Australia · Free chart of accounts template

Australian Not-for-Profit Chart of Accounts for Xero (GST + Grants)

A free Australian not-for-profit chart of accounts for Xero: donation, grant and membership income coded for GST, with the concession context built in.

By ExpenseFlow team
· 25 June 2026

Free download · no email required

CSV with donation, grant and membership accounts and a Xero GST code per line. Import file and tax-rate list below.

Download chart of accounts (CSV)

Australian charity finance runs on a chain of endorsements, not on simply being a charity. Whether GST concessions apply, when you must register, and how fringe benefits are treated all depend on registration with the regulator and endorsement by the ATO. This is an Australian not-for-profit chart of accounts built for Xero, with income accounts coded for the way money actually arrives at a charity. It ships as a readable reference (CSV) and a Xero import CSV.

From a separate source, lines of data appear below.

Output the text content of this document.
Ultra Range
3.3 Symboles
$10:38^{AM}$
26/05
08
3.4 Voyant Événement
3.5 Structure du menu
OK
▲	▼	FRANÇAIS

The three ways money arrives

A not-for-profit’s income side looks nothing like a trading business, so the chart gives it three distinct accounts:

  • Donations and gifts received default to BAS Excluded, because a genuine gift is not consideration for a supply and carries no GST. Deductible gift recipient status, which governs the donor’s deduction, is a separate matter and does not put GST on the gift.
  • Grant income defaults to GST on Income but lists BAS Excluded as the alternative, because GST applies only where the grant is consideration for a supply back to the funder. A pure funding grant is outside scope; a grant that buys a deliverable is not.
  • Membership and program fees default to GST on Income, with GST Free Income and Input Taxed listed, because what the member receives decides the treatment.

Endorsement is the gateway

The reason the chart records detail rather than baking in concessions is that the concessions are not automatic. GST concessions are available only to a charity registered with the ACNC and endorsed by the ATO for those concessions. The first thing a charity bookkeeper confirms is endorsement status, because it changes how taxable transactions are treated. The chart simply gives a clean place to record each transaction so the endorsement-dependent treatment can be applied at return time.

The higher registration threshold

Not-for-profits register for GST at a higher point than businesses: turnover of A$150,000, against A$75,000 for an ordinary business. Below it, registration is optional, and a smaller organisation that stays unregistered accepts that it cannot claim GST credits. Whether you are registered changes whether the expense-side codes in this chart claim anything at all.

Program costs and non-commercial activity

On the cost side, fundraising and program costs default to GST on Expenses, but program and volunteer costs carry a note that the costs of purely non-commercial activities, where goods or services are supplied well below cost, may not carry a claimable credit. The FBT concessions (the exemption for public benevolent institutions and health promotion charities, or the rebate for other endorsed charities) sit outside the chart, because they depend on the registration subtype.

How to use it

  1. Open the CSV: each account carries its class, a default Xero GST code, the alternatives, and a note.
  2. In Xero, go to Accounting, then Chart of accounts, then Import, and upload into a demo organisation first.
  3. Confirm your endorsement and registration status before relying on the expense-side credits.
  4. Brief whoever codes income that donations, consideration-based grants, and pure funding are coded differently.

The processing load is supplier invoices and reimbursements, and capture sits underneath the concessional judgement:

  • Hubdoc pulls recurring supplier invoices into the file.
  • ExpenseFlow reads each invoice and receipt, applies the everyday GST treatment, attaches the source, and posts it into Xero, while flagging a cost coded to a grant-funded or non-commercial activity as possibly not fully claimable for you to confirm.
  • Dext applies supplier rules for repeat vendors.

The chart does not determine your ACNC endorsement or apply the GST and FBT concessions; those depend on your registration type and stay with your treasurer or charity accountant. For the full picture, see the Australian not-for-profit expenses guide. On QuickBooks instead? See the Australian not-for-profit chart of accounts for QuickBooks.

Questions, answered

Common questions

How are donations coded for GST?

A genuine gift is not consideration for a supply, so it carries no GST. The donations and gifts account defaults to BAS Excluded. Deductible gift recipient status, which governs whether donors can claim a deduction, is a separate endorsement and does not change the charity's own GST on the gift received.

Is grant income subject to GST?

It depends. GST applies only where the grant is consideration for something the organisation supplies back to the funder; a pure funding grant is outside scope. The grant income account defaults to GST on Income with BAS Excluded as the alternative, so each grant is coded by its actual terms.

Does a not-for-profit register for GST at the same threshold as a business?

No. A not-for-profit must register once GST turnover reaches A$150,000, against A$75,000 for an ordinary business. Below that, registration is optional, and many smaller organisations stay unregistered, accepting that they then cannot claim GST credits.

Does this chart apply the GST and FBT concessions?

No. GST concessions require ACNC registration plus ATO endorsement, and the FBT exemption or rebate depends on the charity's registration subtype. The chart gives clean accounts to record transactions against; applying the concessions and the grossed-up FBT caps is a job for your treasurer or charity accountant.